I was driving to work on May 2nd (Black Wednesday), and my primary care doctor calls first thing in the morning to tell me that the blood test he drew had a bad result. And that I had to go to the hospital immediately to have another blood test to make sure it was not a mistake. I asked what he thought the problem was and he said that my white blood cell count was sky high and it could be leukemia. I didn’t know what leukemia was and had to ask. It is cancer of the blood.

I drove to the emergency room in Princeton where they re-did a blood test and confirmed that my white blood cells were through the roof. A normal range is between 4 and 11. Mine was 90. Leukemia requires such a specialized treatment that I couldn’t be treated in a good-sized, respectable hospital in a university town. I had to transfer to a hospital that specialized in leukemia treatment. I told the ER doctor that I wanted to go home and get a change of clothes, get some toiletries and that I would have “the wife” drive me down to the Hospital at the University of Pennsylvania. Body language and expressions tell far more than the spoken word. He didn’t have to say a word, the look on his face told me my imminent heartbreaking fate.

When he did begin speaking he said that my white blood cell count was so high that I was at immediate risk of death by stroke or blood clot and that the only place I was going was into an ambulance after they began an oral dose of chemotherapy.

I must say that in the world of medicine I am naive. I thought when you get cancer they had to run a battery of tests, you could get a second opinion, you could think about which course of treatment you wanted to pursue and weigh your options. At a minimum, you could go home to get your favorite sweatshirt. It turns out there are two types of leukemia, chronic and acute. I had an acute version which essentially requires emergency intervention and treatment on the spot.

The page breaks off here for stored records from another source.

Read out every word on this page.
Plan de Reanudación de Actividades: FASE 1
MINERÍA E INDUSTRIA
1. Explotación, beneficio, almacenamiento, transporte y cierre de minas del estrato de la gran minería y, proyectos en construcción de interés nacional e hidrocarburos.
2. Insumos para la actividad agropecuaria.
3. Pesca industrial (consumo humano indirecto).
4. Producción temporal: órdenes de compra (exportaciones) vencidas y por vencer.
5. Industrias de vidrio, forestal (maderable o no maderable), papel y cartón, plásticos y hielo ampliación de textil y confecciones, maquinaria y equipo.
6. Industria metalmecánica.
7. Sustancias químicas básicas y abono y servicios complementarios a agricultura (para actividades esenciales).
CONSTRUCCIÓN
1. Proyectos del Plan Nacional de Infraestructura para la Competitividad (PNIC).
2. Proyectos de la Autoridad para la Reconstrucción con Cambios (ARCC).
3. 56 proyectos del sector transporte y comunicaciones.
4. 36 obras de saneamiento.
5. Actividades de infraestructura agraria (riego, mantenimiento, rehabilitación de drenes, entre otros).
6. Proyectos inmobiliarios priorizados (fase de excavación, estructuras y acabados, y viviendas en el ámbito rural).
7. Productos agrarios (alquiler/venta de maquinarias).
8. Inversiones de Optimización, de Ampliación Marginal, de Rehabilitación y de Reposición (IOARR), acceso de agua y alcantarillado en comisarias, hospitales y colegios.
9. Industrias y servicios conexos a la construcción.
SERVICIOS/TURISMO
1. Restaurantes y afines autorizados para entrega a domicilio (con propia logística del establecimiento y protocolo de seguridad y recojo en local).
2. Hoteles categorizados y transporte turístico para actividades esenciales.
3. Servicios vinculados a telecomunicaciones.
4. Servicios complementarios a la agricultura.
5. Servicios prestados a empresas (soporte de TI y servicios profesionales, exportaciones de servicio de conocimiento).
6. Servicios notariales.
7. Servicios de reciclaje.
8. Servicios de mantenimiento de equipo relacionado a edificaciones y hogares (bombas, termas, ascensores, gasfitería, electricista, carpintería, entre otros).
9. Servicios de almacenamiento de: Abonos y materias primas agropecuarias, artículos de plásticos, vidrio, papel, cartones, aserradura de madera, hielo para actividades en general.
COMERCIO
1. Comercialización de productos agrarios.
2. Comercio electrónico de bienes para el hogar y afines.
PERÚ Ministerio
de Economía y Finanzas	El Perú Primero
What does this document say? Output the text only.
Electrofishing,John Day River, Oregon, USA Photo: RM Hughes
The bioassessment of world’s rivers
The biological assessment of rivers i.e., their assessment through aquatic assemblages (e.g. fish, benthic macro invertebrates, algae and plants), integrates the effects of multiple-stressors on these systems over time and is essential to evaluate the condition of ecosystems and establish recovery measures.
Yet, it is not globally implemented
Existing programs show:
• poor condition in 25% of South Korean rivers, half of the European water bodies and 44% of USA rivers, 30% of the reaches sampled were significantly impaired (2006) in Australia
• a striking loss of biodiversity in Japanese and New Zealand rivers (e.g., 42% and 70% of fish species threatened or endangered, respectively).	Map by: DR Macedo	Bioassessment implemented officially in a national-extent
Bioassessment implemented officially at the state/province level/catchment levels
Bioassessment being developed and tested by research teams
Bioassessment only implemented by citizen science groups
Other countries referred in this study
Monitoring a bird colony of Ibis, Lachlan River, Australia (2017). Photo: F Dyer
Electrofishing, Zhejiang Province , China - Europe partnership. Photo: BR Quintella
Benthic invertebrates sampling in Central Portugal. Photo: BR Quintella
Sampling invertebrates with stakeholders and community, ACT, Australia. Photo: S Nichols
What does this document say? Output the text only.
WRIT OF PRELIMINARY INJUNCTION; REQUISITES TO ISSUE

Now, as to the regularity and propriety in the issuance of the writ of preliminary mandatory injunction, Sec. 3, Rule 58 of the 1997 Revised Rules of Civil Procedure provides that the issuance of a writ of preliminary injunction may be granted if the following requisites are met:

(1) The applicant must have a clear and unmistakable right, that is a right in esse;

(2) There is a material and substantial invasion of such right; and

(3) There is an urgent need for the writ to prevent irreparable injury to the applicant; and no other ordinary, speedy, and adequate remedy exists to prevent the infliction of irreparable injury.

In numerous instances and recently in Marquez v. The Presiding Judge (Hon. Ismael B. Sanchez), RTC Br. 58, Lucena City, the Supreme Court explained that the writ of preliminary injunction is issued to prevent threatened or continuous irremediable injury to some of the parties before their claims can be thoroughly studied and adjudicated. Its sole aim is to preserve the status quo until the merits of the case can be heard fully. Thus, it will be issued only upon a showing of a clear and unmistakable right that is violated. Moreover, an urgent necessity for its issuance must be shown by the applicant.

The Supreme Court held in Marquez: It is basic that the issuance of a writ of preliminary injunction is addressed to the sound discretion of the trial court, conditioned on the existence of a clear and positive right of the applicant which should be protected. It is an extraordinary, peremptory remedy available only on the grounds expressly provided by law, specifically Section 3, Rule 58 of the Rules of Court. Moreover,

The next 48 hours were easily the worst of my life. Upon arrival at Penn I was greeted by a team of doctors and nurses and admitted to a specialized floor for patients with blood diseases. The veins in my arms endured more than twenty incursions by needles so that my caregivers could run a variety of tests and begin to give me more than a half dozen medications intravenously. You’re heard of death by a thousand cuts. My journey began with death by a thousand pricks. And that was the easy part. The real fun began with my first bone marrow biopsy. In order to properly diagnose the exact strand of the disease the doctors have to extract marrow from the bone in your lower back. Let’s call it an invasive procedure and one where there really is no good way to anesthetize the area.  The procedure takes about 15-20 minutes and you can actually feel the marrow being pulled out in about 20 seconds of pure terror.

My life as I knew it was over.

And the day had begun simply enough. I had woken up, had breakfast and coffee and had a full day of work planned. Now I was under intensive treatment for a dreadful disease and would be in the hospital for the next 30 days. And the worst was yet to come.

Anyhow, the purpose of this post is not to depress you or to seek sympathy. I find writing cathartic and hope it helps. As my normal readers know I have always been a big believer in fate and to switch my metaphors from Latin to Roman mythology, Fortuna had different plans for me than the ones I laid out. Readers had always asked me, what will you do now that you’ve played the top 100 courses in the world? I didn’t really have any meaningful golf related goals so I thought I would wait and see what happened.

Well, this debacle happened.

It has been almost nine months since that dreadful day in May and I now have some new goals I want to achieve. As far as goals go they are basic:

1. Survive cancer
2. Go to Augusta this April to watch the Masters in person one more time
3. Play golf again

For those that have the fortitude for it, I will chronicle my new quest through the blog.

God willing, more to come over the next 12 months on my trials and tribulations, chronicling my fight, with observations about modern medicine, fairness in life, opioids, and golf  . . .

I still have some significant hurdles to overcome but can’t wait to immerse myself in the greatest game once again.